This New Atom Bomb is Dynamite!

Victoria Symphony

Brian Yoon, cello

Bill Linwood, conductor

Alix Goolden Performance Hall
April 7, 2018

By Deryk Barker

"If the radiance of a thousand suns were to burst at once into the sky, that would be like the splendour of the mighty one."

"I am become Death, the destroyer of worlds."

By his own admission, it was these two paragraphs from the Bhagavad Gita which ran through the mind of J. Robert Oppenheimer as he witnessed the detonation of the first atomic bomb at the Trinity test site, near Alamogordo, New Mexico, on July 16, 1945. (The translations from the Sanskrit were his own — Oppenheimer was a serious polymath.)

Doctor Atomic, John Adams' opera concerning the events immediately preceding the test, stops just before the explosion and so the words are not actually sung (or spoken).

The opera was premiered in 2005 and two years later Adams created the Doctor Atomic Symphony out of music from the opera; the symphony was originally in four movements and lasted some three-quarters of an hour, but in 2008 the composer trimmed it down to a continuous work lasting around twenty-five minutes.

It was with a splendidly vital account of the symphony that Bill Linwood and the Victoria Symphony closed their "Explorations" concert on Saturday night.

This pounding, jagged, heavily-syncopated music is clearly far from easy to perform, yet Linwood maintained a tight control over his forces and I imagine you would be hard put to find a better performance anywhere.

Any difficulties I had were with the music itself, not the performance, which featured razor-sharp ensemble and fine solos from trumpeter Ryan Cole and trombonist Brad Howland.

But, although there were undoubtedly some very exciting moments, for me the music fails to cohere and really doesn't seem to live up to the challenge of its subject. And, one final niggle, the fortissimo drum stroke which ends the piece: is this meant to summon up the sound of the bomb going off? Every recording I have ever heard of an atomic explosion seemed to last an eternity and to sound like nothing so much as the very fabric of the world being rent apart. By comparison, this merely sounded petulant.
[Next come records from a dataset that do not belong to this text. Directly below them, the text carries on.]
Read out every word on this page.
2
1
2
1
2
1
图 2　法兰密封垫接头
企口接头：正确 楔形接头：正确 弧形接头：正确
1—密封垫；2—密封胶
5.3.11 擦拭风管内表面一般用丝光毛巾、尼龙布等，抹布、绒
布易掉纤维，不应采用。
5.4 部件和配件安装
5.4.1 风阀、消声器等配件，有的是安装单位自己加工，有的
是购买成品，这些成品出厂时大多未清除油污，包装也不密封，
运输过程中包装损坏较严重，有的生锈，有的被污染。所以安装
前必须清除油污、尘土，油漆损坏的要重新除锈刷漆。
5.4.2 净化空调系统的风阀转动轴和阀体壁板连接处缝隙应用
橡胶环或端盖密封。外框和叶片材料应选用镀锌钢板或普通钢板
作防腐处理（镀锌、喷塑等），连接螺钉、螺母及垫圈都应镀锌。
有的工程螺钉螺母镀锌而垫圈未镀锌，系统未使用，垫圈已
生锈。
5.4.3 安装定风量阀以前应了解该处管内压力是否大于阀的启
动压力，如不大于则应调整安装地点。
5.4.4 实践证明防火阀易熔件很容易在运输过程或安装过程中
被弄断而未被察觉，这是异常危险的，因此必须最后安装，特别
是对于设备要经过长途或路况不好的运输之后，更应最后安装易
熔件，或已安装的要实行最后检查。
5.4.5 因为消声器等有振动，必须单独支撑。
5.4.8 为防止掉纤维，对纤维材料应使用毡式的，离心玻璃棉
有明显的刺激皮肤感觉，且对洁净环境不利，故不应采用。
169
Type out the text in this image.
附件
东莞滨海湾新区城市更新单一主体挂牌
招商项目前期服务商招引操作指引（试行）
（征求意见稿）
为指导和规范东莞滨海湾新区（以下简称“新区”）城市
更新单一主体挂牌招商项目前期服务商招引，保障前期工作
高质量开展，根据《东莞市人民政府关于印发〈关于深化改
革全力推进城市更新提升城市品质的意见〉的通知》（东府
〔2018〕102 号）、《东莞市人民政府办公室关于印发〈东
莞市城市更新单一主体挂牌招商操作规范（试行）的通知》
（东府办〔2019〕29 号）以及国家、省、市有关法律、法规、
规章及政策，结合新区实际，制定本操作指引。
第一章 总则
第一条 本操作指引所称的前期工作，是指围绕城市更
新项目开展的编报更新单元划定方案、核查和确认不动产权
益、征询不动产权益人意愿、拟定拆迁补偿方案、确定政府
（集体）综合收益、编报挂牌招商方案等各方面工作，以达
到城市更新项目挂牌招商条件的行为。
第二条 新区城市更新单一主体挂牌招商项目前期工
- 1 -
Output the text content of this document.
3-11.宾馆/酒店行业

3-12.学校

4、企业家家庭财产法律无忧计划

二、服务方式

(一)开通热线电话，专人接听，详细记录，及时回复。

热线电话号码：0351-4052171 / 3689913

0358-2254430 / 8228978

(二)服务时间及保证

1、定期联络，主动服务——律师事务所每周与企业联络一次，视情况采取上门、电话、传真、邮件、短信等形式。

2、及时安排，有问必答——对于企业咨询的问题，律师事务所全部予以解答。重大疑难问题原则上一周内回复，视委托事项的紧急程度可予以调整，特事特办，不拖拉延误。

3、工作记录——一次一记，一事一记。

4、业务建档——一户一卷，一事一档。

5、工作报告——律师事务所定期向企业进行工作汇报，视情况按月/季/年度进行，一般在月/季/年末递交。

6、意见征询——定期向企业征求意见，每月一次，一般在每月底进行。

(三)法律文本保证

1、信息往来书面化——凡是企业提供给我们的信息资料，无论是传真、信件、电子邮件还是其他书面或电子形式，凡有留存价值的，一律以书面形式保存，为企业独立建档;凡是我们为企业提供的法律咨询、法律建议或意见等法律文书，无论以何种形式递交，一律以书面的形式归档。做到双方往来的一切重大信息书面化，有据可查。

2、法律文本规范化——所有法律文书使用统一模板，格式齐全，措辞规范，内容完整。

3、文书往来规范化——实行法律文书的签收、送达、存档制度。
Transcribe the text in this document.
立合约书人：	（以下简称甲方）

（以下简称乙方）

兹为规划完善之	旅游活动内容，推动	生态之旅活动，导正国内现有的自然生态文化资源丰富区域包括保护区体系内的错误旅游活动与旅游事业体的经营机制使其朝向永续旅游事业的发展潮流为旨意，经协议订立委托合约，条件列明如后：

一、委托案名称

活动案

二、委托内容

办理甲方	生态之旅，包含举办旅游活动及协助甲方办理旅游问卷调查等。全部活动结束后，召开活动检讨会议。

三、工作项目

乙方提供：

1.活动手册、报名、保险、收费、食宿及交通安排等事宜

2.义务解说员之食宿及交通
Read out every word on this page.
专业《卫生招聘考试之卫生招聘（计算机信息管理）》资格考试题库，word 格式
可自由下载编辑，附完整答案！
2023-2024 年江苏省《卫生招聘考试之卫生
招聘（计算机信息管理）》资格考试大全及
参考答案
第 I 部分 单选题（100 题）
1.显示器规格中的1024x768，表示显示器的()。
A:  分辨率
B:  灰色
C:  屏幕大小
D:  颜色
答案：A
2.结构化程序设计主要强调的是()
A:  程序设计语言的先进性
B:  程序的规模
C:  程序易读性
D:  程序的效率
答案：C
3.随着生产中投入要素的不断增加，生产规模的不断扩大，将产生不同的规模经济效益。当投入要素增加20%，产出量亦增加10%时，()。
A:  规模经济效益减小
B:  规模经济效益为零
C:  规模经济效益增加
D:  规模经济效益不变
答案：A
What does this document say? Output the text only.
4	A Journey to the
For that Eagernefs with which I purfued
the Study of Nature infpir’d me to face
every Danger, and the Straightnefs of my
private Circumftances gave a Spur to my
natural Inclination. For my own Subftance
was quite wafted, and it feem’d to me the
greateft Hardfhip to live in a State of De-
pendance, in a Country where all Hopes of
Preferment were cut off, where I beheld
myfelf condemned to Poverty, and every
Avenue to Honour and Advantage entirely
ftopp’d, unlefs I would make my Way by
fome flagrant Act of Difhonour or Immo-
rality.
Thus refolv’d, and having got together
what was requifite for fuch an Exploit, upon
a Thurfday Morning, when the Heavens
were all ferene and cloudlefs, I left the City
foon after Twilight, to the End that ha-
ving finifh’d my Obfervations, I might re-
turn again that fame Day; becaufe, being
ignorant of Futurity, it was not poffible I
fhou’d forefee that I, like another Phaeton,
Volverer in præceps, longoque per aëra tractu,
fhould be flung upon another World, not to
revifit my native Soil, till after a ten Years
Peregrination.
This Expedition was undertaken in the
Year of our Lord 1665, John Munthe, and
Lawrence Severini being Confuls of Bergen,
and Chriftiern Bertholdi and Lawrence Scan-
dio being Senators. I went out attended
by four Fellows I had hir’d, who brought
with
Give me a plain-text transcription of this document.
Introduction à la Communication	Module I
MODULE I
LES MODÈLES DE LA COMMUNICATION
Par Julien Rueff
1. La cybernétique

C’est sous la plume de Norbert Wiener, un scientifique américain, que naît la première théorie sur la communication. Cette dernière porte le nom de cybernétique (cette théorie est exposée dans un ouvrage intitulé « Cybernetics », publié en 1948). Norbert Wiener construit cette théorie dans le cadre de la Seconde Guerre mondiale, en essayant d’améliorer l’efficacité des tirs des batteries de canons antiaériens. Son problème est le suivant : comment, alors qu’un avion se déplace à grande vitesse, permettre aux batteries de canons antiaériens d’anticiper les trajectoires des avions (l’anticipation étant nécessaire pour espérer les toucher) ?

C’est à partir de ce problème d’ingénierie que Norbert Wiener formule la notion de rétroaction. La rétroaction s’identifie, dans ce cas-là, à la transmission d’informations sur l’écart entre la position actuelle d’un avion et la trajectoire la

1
However, as Adams is one of the most popular living composers, there is clearly something I'm missing. (But no, it wasn't singing...)

If the Adams was, not exactly a disappointment, as I had not really, based on my previous experience of his music, been expecting that much, then the remainder of the concert more than made up for it.

The glockenspiel is like the anchovy. Discuss.

What I mean is that, like the anchovy (which, incidentally, I detest) the glockenspiel is hard not to notice and tends to flavour its surroundings out of all proportion to its size. It should, therefore, be used sparingly.

An overuse of the glockenspiel would be my main criticism of Jocelyn Morlock's Earthfall, which opened the programme.

Otherwise the piece had a lot to recommend it, from the trudging lower strings of its opening via its increasing complexity, texturally and rhythmically, to its more gentle close. If there were, along the way, echoes of Ligeti, Shostakovich and (most of all) Copland, well, that was fine, I like all three.

Linwood directed a marvellous performance in which, typically (and I am still trying to work out how he does this) even in the most rhythmically complex moments the basic pulse was never lost.

The opening section of Linda Bouchard's Flocking for Orchestra is incredibly busy and at times reminiscent of Pierre Boulez; indeed, for a couple of minutes, I rather suspected we were in for Derive III.

But as the music progressed it grew on me (not that I dislike Boulez) and showed its composer to have a quite distinct personality as well as a fine sonic imagination. I especially enjoyed the slow, pulsating section and the ensuing brass with chattering staccato winds and bowed cymbals.

Nor did the piece outstays its welcome. It was, of course, superbly played and the composer, who was present, seemed suitably pleased with the performance.

The only work on the programme not composed in the twenty-first century was Oskar Morawetz's Memorial to Martin Luther King, commissioned by Mstislav Rostropovich, first performed in 1975 and being given here to mark the fiftieth anniversary of King's assassination.

Brian Yoon was the excellent soloist in a work which quite engrossed me with its depth of feeling, from its sombre and ominous opening to the final portentous flourish of the cello over slow orchestral chords. And while the composer's stated intention of portraying the events of King's final day may or may not be entirely successful, the sense of catastrophe and the overwhelming grief which follows it are undeniable.

Given the events, the interruption of a quiet passage towards the close by sirens seemed not at all inappropriate.

And there was one passage fairly early on that demonstrated that four decades ago there was at least one Canadian composer who knew how to use a glockenspiel.

All-in-all, and despite my somewhat lukewarm reaction to the "main event" this was a highly enjoyable and brilliantly performed evening's music.